醉春楼每年都会有“品花会”,听着文雅,实则就是小倌之间的相互较量。
谁夺得头筹,谁就是醉春楼的头牌,身家地位水涨船高,连老鸨都会对其敬上三分。
早几年的时候总有人为着这个位置争得头破血流,还闹出过人命。
但从五年前开始,这个头牌就成了某一人的专属,几乎无人能够撼动其地位。
那人叫怀月。
名声甚至落到过宋听的耳朵里。
和他提起这个男倌的人是前礼部侍郎董暨的小儿子,长安有名的纨绔。
宋听嫌那小公子烦,亲手扼断了对方的脖子。
数息之后,原本莺歌燕语欢闹不休的画舫哄乱起来,有人趁乱从船舱跑出来,却很快被拖进去。
不多久,闹声止歇,画舫里再听不出任何声响。
宋听眯了眯眼,足尖一点,掠过平湖,稳稳当当地落在船头。
脂粉香浮在夜风中,宋听蹙着眉心缓步走进去,画舫中的小倌和客人均已经被锦衣卫控制住,老老实实地跪成一片。

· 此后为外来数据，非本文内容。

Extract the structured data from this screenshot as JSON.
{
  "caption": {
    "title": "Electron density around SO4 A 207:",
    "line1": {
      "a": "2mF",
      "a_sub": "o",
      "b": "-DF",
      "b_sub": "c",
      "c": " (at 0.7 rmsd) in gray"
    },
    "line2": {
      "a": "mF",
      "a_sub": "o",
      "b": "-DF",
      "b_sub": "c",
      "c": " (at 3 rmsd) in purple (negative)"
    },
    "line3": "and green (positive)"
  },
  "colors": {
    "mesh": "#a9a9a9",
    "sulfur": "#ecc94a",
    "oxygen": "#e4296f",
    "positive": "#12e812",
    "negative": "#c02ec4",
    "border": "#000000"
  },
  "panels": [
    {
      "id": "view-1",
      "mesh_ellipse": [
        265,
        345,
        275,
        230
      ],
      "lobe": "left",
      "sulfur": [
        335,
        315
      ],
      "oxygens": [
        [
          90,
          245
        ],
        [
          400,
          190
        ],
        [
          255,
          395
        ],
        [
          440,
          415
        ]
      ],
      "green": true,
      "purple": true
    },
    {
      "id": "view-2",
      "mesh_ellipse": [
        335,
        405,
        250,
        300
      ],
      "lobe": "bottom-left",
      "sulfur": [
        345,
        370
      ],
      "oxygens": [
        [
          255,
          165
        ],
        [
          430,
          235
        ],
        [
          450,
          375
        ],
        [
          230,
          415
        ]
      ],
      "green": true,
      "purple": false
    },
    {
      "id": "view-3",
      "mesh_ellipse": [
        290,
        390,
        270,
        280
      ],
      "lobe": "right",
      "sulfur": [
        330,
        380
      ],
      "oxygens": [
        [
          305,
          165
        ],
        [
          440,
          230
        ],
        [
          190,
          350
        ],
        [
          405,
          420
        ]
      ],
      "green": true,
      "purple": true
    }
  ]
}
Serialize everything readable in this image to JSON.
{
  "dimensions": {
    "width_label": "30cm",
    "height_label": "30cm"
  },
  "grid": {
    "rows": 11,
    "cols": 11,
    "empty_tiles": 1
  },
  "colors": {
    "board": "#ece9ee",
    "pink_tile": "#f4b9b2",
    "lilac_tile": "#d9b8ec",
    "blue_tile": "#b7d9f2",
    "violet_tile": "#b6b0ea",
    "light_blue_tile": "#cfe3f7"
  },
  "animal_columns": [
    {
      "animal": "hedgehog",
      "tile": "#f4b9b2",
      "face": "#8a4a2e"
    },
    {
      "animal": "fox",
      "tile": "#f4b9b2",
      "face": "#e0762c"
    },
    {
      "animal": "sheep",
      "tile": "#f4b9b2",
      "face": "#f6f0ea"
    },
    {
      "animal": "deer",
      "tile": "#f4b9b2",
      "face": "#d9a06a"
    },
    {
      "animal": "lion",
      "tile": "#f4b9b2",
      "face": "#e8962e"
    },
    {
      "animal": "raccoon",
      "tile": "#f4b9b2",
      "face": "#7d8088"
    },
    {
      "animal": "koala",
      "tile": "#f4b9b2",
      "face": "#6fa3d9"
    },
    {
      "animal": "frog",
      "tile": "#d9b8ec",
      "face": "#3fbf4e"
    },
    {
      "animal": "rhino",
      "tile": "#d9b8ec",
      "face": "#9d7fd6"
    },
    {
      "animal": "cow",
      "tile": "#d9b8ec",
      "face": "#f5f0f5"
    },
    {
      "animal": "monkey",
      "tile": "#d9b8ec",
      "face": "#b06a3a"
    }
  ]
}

最前面的是个穿着灰袍的中年男人,被一个锦衣卫扼着后颈按在地上,额角的鬓发已经被冷汗打湿,抖如筛糠。
“大人。”
“嗯。”
随着这一声,原本安静的男人忽地剧烈地挣扎起来,艰难地抬起头,声嘶力竭地大吼:
“指挥使大人!下官是冤枉的!”
宋听表情似笑非笑,不紧不慢地走到男人跟前。
矮下腰,修长的手指轻轻扼住那截布满横肉的脖子,轻声道:“是吗?”
“请大人明鉴,下官真的是冤枉的!”
宋听松开手,早有立在身侧的锦衣卫递上香巾。
宋听接过来,慢吞吞地擦拭着手指,目光轻飘飘地落在男人身上,三言两语间便定下对方的生死:
“梁大人说自己是冤枉的,那因你而死的三千灾民,他们如何算?”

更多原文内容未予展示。